Ao perder as principais fontes de receita e a soberania sobre
parte significativa de seu território, além de sofrer sanções econômicas
severas, o governo de Damasco foi ficando paralisado.
Os Acordos de Astana, negociados em 2017 com a Turquia com
participação russa e iraniana, pareciam auspiciar o fim do conflito, pois
os grupos terroristas ficariam comprimidos em áreas delimitadas pelo
acordo, que também facilitava o acesso de ajuda humanitária e permitiam a
reconstrução da infraestrutura destruída pela guerra.
Mas, na verdade, os acordos só congelaram o conflito, já que
permitiam a permanência dos extremistas em áreas vitais do território, onde –
hoje se sabe – continuaram a ser financiados e treinados pela Turquia e pelos
Estados Unidos.
Sob o peso das sanções, sem controle de áreas vitais, recursos que
lhe permitissem dar mínima resposta à miséria em da qual sofria 90% da
população, o governo foi sendo consumido pela corrupção que atingiu inclusive
membros da cúpula do Exército, enquanto os soldados sobreviviam com salários
miseráveis e sem condições de se preparar para as novas formas de guerra, cada
vez mais sofisticadas e dependentes da tecnologia.
Com a situação aparentemente congelada, mas com os grupos
jihadistas treinados e armados pela Turquia, Estados Unidos e a OTAN, através
inclusive de militares e mercenários ucranianos, a “janela de oportunidade”
para o assalto decisivo contra o regime de Bashar al-Assad apareceu neste
interregno entre o final do governo Biden e a posse de Donald Trump em 20 de
janeiro.
Israel sentiu-se liberado para ultrapassar qualquer linha vermelha
e a Turquia decidiu testar sua capacidade de estender a sua influência e de
equacionar o problema curdo.
O momento parecia ideal para avançar com o projeto de assumir o
controle da Síria. A surpresa foi a falta de resistência e a consequente
rapidez do desfecho.
A explicação estaria no cenário já descrito da Síria e na atitude
pessoal de Bashar al-Assad, que teria recebido tanto de Irã quanto da Rússia ao
oferta de apoio militar explícito, concretamente, no caso do governo de Teerã,
de entrar com tropas no território sírio, se convidado a fazê-lo.
Mas, segundo informações que circulam no momento e que só o
próprio al-Assad no futuro poderá confirmar, ele teria desistido dessas ofertas,
talvez por acreditar que não havia condições de resistir, nem mesmo com um
banho de sangue.
·
A nova correlação de forças e as ambiguidades da
vitória
A curto prazo, o novo cenário indica um fortalecimento de Israel e
uma vitória tática dos Estados Unidos, OTAN e Turquia.

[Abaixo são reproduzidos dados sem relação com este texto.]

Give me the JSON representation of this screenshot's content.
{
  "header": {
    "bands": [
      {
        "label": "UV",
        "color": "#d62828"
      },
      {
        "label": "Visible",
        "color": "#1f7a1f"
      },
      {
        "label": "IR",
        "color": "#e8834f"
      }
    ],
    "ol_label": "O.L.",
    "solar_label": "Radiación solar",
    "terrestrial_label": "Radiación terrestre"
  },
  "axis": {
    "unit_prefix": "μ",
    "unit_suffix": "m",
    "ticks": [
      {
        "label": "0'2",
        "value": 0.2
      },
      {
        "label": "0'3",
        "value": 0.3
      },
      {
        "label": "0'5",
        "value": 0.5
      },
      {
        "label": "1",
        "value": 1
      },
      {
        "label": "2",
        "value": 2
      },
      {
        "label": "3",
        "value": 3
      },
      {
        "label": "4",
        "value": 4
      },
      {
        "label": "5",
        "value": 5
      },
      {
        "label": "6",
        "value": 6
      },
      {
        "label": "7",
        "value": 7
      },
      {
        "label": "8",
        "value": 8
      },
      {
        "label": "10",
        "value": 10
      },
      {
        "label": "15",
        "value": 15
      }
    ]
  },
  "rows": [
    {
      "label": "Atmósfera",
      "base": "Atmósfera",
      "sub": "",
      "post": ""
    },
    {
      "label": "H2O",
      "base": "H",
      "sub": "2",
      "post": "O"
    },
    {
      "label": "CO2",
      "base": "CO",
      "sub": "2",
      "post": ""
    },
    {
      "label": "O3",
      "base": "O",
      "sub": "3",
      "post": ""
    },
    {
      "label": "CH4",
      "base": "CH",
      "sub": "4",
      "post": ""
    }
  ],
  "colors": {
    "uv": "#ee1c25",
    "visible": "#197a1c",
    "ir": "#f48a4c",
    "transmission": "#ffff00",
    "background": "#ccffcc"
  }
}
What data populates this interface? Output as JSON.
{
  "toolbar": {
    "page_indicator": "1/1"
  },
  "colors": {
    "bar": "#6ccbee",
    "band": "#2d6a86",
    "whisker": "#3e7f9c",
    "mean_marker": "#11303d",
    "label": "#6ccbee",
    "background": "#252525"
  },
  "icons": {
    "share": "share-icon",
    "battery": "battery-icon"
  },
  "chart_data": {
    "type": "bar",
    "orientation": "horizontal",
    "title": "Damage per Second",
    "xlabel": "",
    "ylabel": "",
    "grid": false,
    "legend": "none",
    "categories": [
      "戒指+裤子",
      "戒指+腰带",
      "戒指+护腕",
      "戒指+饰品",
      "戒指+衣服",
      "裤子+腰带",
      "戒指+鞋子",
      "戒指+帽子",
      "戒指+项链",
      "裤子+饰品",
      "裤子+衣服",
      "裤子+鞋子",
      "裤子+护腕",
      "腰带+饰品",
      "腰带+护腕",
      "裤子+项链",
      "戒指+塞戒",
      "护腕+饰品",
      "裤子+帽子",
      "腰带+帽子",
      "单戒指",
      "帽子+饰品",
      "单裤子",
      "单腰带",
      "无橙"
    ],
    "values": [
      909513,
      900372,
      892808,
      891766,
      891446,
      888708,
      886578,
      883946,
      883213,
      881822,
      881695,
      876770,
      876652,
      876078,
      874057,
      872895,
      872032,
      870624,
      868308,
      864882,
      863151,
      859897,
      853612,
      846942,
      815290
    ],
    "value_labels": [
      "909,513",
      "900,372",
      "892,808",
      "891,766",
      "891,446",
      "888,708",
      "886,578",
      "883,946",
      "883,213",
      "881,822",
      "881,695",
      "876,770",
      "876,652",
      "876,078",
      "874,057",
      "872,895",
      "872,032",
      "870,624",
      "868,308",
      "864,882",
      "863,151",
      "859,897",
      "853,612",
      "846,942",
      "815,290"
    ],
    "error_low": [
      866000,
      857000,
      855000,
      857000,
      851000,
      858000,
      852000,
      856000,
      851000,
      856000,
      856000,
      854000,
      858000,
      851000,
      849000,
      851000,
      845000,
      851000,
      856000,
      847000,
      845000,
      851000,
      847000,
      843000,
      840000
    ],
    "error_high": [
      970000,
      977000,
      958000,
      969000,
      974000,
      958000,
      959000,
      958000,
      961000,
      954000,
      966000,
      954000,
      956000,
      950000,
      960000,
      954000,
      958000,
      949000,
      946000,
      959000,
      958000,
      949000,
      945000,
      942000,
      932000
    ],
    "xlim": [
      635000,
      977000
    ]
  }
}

No caso de Israel, depois de infringir duras perdas ao Hezbollah,
de agredir o Irã e de avançar sem trégua no genocídio em Gaza e na ocupação da
Cisjordânia, consegue abrir a possibilidade de viabilizar o seu projeto de
balcanização da Síria.
Seguindo o velho ditado dos romanos “divide e vencerás”, Israel
buscará aproveitar as dificuldades dos jihadistas para consolidar a vitória,
propiciando as divisões na complexa formação étnica desse país.
Sem perda de tempo, Netanyahu deu a ordem ao Exército para entrar
em território sírio pela primeira vez desde a guerra árabe-israelense de 1973,
invadir novas áreas das Colinas do Golã e tomar o controle da zona
desmilitarizada entre Israel e Síria.
Paralelamente, lançou ataques aéreos em Damasco contra vários
prédios do governo, como a sede da inteligência militar, e está destruindo
toda a infraestrutura militar, procurando evitar que os grupos que tomaram o
poder possam se apropriar desses redutos e das armas neles guardadas.
Informações do dia 10 de dezembro dão conta do avanço de tanques israelenses na
direção de Damasco.
Mas não só a situação na Síria poderá indicar se tratar de uma
nova vitória para Israel. A sociedade israelense, apesar da propaganda do
governo, dá sinais de cansaço e desespero diante do cotidiano de guerra e
violência e das consequências em todos os terrenos.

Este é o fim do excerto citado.